Die Reifung des sozialen Gehirns 

 

Im Laufe der Kindheit lassen sich markante Veränderungen des Sozialverhaltens beobachten. Zunächst dominieren Egozentrik und geringe Frustrationstoleranz; mit fortschreitendem Alter nimmt jedoch die Prosozialität deutlich zu. Neurowissenschaftliche Studien zeigen inzwischen, dass diese Verhaltensverschiebung mit der Reifung jener Hirnregionen zusammenhängt, die für Impulskontrolle zuständig sind. Je ausgereifter diese Areale werden, desto eher können Kinder in Konfliktsituationen zugunsten gemeinsamer Normen handeln, anstatt spontanen Eigeninteressen zu folgen.

Ein illustratives Beispiel liefert der Spielplatz: Wird einem Kind ein Spielzeug entrissen, reagiert es meist mit Weinen und einem impliziten Ruf nach Unterstützung.
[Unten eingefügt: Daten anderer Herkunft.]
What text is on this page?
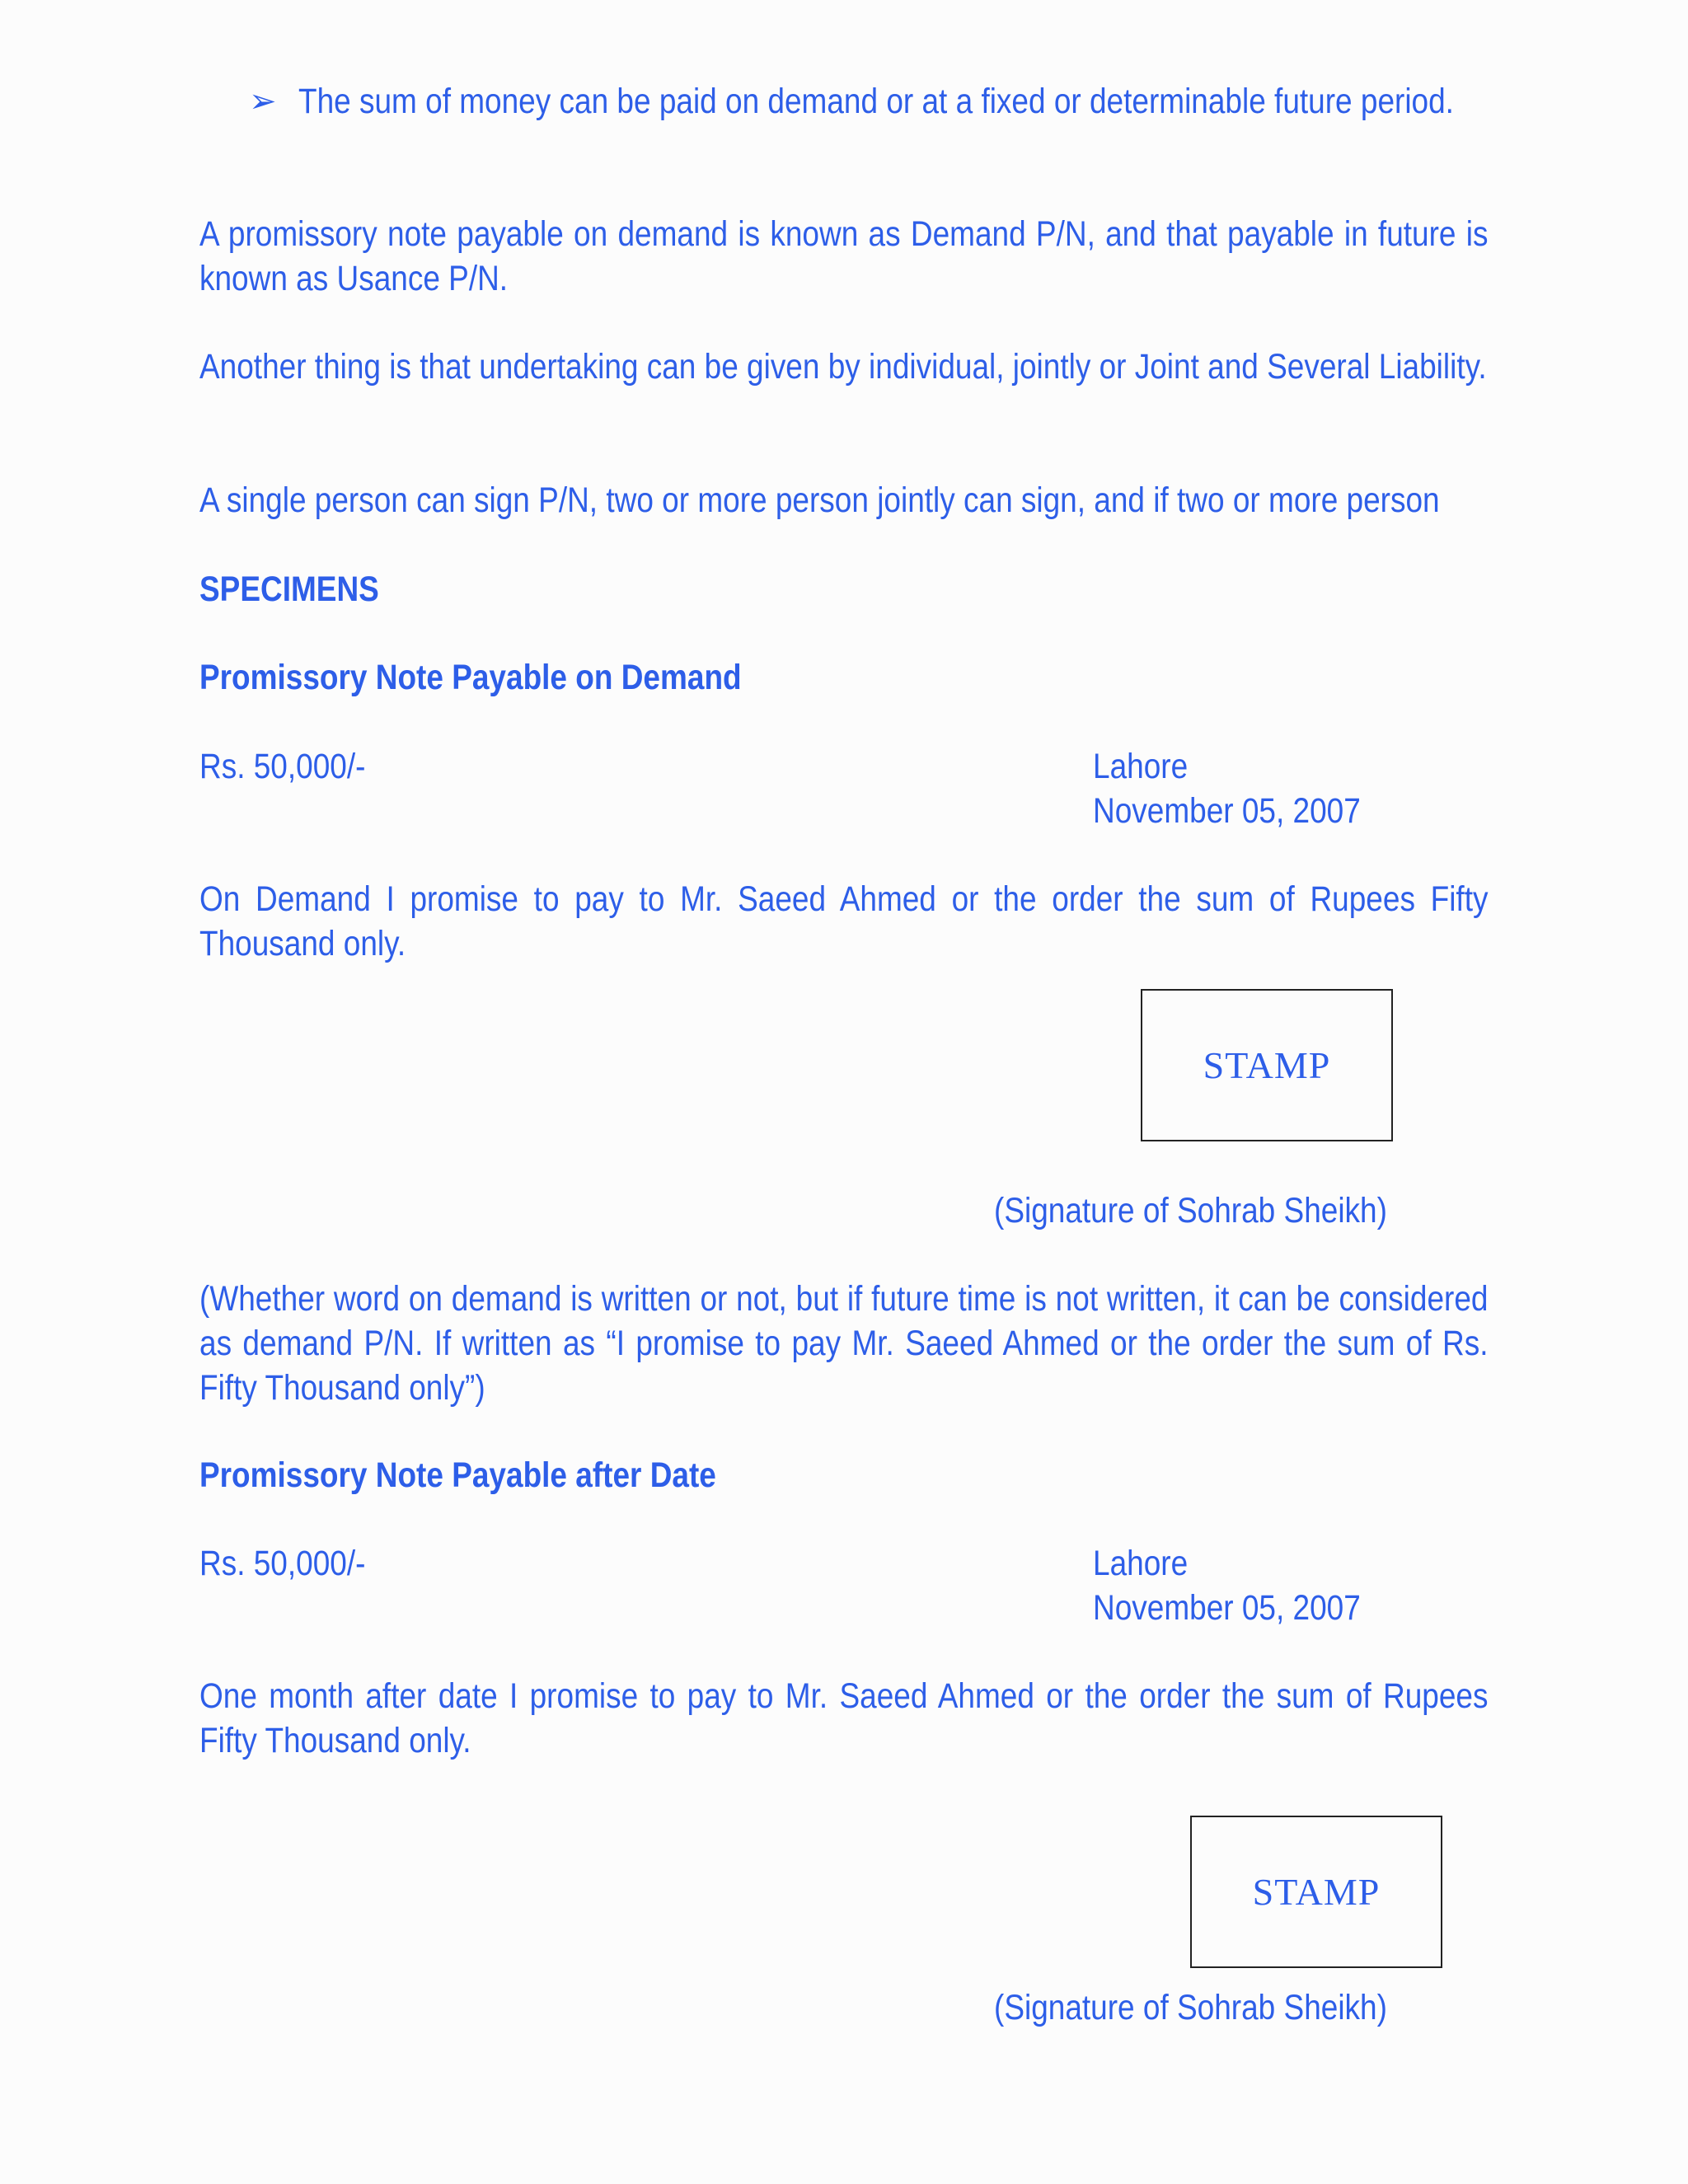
➢ The sum of money can be paid on demand or at a fixed or determinable future period.

A promissory note payable on demand is known as Demand P/N, and that payable in future is known as Usance P/N.

Another thing is that undertaking can be given by individual, jointly or Joint and Several Liability.

A single person can sign P/N, two or more person jointly can sign, and if two or more person

SPECIMENS
Promissory Note Payable on Demand
Rs. 50,000/-	Lahore
November 05, 2007

On Demand I promise to pay to Mr. Saeed Ahmed or the order the sum of Rupees Fifty Thousand only.

STAMP
(Signature of Sohrab Sheikh)

(Whether word on demand is written or not, but if future time is not written, it can be considered as demand P/N. If written as “I promise to pay Mr. Saeed Ahmed or the order the sum of Rs. Fifty Thousand only”)

Promissory Note Payable after Date
Rs. 50,000/-	Lahore
November 05, 2007

One month after date I promise to pay to Mr. Saeed Ahmed or the order the sum of Rupees Fifty Thousand only.

STAMP
(Signature of Sohrab Sheikh)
Während solche Szenen im Vorschulalter häufig auftreten, werden sie bei älteren Kindern seltener – offenbar, weil das wachsende Gerechtigkeitsempfinden zunehmend regulierendes Verhalten begünstigt. Experimente zeigen, dass Sechs- bis Dreizehnjährige bereitwilliger wertvolles (Spiel-)Geld mit unbekannten Peers teilen und ihre Teilungsstrategien anpassen, wenn die Gegenseite ein Vetorecht besitzt.

Um die neuronal-kognitiven Mechanismen hinter dieser Entwicklung zu beleuchten, führten Forschende am Max-Planck-Institut für Kognitions- und Neurowissenschaften ökonomische Spielparadigmen – darunter das Diktator- und das Ultimatumspiel – mit Grundschulkindern durch. Parallel wurde mittels funktioneller MRT untersucht, welche Hirnareale während der Entscheidungen aktiv waren. Besonders deutlich zeigte sich eine altersabhängige Zunahme der Aktivität im dorsolateralen präfrontalen Kortex (DLPFC) – linke wie rechte Hemisphäre – genau dann, wenn Kinder strategisch handelten. Der linke DLPFC wies nicht nur eine stärkere Funktion, sondern auch eine größere kortikale Dicke bei jenen Kindern auf, die besonders raffinierte Verteilungsentscheidungen trafen – unabhängig vom Alter.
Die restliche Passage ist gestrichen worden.